Succeed with the Boss

Once upon a time (also known as the ‘old days’), companies operated from the top down. The boss told you what to do and you did it. Today, professionals are encouraged to show initiative and many don’t wait for the boss to make a decision or provide direction. With the pressures and constraints the boss is working with in our ‘get  done more with less’ workplace, workers need to work together with their boss, not simply for their boss.

What that requires from employees at every level is a skill set that allows them to manage the boss effectively. Effective communication is an essential part of managing another person. It doesn’t matter whether you are managing down, laterally, or up, and your organizational level won’t matter that much either. Managing a boss requires understanding the world in which they operate, their needs as an individual, their strengths and weaknesses, and the pressures and constraints they deal with on the job.

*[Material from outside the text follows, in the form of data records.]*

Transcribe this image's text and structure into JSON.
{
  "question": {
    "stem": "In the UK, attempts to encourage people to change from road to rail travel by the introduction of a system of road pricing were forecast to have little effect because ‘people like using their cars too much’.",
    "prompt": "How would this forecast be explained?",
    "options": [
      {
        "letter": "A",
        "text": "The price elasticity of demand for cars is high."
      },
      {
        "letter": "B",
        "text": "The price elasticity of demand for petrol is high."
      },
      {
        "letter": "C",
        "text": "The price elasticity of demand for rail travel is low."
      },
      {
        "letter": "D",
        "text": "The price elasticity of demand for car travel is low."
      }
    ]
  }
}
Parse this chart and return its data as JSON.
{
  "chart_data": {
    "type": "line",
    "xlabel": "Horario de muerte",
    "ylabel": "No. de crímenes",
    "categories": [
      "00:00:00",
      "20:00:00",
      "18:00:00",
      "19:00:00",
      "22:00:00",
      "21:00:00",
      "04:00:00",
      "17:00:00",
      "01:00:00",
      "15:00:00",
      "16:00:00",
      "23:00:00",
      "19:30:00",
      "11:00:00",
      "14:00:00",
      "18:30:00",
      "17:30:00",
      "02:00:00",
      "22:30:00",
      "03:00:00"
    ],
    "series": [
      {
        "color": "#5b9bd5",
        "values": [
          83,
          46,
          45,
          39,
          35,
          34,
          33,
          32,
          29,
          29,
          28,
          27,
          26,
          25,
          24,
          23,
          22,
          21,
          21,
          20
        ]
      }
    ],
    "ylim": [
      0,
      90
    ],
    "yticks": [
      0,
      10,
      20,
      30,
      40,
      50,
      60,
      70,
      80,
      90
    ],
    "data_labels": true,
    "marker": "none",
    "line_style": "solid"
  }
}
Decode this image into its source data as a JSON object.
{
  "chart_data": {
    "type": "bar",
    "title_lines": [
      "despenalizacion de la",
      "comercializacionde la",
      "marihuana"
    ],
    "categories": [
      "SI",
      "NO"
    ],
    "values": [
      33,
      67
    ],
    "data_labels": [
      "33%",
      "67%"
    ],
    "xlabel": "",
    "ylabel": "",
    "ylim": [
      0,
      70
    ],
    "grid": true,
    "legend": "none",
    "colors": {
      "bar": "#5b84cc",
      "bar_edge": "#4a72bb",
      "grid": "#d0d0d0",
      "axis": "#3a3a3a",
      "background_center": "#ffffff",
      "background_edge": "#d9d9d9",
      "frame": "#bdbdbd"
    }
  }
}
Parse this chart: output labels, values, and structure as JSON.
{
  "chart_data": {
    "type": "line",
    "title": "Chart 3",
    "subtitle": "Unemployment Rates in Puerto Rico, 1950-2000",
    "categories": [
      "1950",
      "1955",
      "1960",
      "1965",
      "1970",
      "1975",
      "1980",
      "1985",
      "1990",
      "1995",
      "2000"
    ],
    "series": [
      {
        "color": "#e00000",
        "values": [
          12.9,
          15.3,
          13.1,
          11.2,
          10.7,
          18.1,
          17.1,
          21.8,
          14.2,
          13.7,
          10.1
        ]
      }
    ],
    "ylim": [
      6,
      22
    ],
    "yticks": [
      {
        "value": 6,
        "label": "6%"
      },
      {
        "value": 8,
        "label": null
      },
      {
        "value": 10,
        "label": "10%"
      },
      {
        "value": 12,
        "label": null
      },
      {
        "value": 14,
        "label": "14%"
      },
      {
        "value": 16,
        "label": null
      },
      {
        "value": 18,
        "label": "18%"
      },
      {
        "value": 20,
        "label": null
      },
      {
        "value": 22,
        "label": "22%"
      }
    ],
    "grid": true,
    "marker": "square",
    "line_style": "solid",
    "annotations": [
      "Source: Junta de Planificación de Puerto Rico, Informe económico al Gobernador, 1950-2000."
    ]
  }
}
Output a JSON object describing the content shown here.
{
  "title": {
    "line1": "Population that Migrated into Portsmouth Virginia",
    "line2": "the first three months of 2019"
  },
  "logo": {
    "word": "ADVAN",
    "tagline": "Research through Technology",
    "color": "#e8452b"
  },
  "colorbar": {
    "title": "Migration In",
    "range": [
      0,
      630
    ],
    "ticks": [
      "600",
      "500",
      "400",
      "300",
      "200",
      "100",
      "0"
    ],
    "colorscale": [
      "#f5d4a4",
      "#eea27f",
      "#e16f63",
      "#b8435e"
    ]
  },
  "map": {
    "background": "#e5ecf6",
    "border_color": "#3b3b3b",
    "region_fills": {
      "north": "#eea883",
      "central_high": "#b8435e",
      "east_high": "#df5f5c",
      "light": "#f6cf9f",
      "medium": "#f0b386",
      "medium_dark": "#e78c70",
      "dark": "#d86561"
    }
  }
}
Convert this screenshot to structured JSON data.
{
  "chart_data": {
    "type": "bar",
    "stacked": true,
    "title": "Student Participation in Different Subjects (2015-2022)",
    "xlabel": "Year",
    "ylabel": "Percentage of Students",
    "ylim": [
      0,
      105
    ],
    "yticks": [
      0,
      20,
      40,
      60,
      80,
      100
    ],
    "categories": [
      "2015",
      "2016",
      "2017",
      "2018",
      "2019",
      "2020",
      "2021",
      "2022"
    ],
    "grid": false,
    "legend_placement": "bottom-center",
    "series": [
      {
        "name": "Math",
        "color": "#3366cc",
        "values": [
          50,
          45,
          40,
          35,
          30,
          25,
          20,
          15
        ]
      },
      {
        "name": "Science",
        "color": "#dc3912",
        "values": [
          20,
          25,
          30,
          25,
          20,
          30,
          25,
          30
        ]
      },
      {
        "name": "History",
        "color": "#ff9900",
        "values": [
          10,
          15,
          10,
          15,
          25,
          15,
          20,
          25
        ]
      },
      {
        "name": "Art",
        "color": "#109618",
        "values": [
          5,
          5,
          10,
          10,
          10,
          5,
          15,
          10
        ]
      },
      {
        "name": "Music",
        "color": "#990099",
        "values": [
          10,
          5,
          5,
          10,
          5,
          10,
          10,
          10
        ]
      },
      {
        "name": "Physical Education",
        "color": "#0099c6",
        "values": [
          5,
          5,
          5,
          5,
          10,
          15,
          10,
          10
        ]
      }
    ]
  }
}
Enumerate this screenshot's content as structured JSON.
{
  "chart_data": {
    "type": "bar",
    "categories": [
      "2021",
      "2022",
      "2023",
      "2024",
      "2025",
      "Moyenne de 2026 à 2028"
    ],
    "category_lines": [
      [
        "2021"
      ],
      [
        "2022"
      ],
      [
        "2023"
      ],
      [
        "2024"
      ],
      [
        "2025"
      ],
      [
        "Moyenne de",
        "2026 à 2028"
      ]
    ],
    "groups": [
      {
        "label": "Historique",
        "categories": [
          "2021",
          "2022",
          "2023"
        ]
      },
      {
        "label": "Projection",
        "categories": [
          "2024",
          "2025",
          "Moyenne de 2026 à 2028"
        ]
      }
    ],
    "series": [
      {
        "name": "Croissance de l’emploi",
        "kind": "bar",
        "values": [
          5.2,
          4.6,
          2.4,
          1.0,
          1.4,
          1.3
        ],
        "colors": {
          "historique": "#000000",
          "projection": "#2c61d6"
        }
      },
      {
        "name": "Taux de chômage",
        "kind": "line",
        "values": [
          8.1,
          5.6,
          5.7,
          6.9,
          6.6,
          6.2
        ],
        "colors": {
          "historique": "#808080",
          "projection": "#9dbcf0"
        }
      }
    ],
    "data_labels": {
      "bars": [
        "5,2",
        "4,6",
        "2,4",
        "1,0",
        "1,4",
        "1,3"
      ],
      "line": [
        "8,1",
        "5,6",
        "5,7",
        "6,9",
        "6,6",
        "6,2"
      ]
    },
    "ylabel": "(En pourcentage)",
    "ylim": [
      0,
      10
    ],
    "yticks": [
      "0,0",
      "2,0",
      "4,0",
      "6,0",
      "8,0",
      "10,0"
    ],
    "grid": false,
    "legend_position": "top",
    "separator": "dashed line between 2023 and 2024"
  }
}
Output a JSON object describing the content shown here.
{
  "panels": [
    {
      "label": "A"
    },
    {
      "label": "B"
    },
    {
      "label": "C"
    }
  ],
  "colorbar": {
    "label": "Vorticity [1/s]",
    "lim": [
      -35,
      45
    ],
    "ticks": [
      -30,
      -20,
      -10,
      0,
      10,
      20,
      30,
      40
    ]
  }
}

I provide one-on-one consulting with people who are work with a boss they find especially challenging. One client told me that in 25 years of work, they had never encountered this situation before. My response was “And now you have.” No matter how long you’ve been a professional, how old you are, or how varied you life experiences – there can be times when a new person or situation encountered can create a hurdle. It can be frustrating. It can even create anger, fear, or resentment. But wishing for things (them!) to be different is a poor strategy won’t create a satisfactory solution.

Some ideas about how can you develop this essential skill set and manage your boss more successfully:

To manage a boss successfully, the first step is to stop hoping for them to be a different person.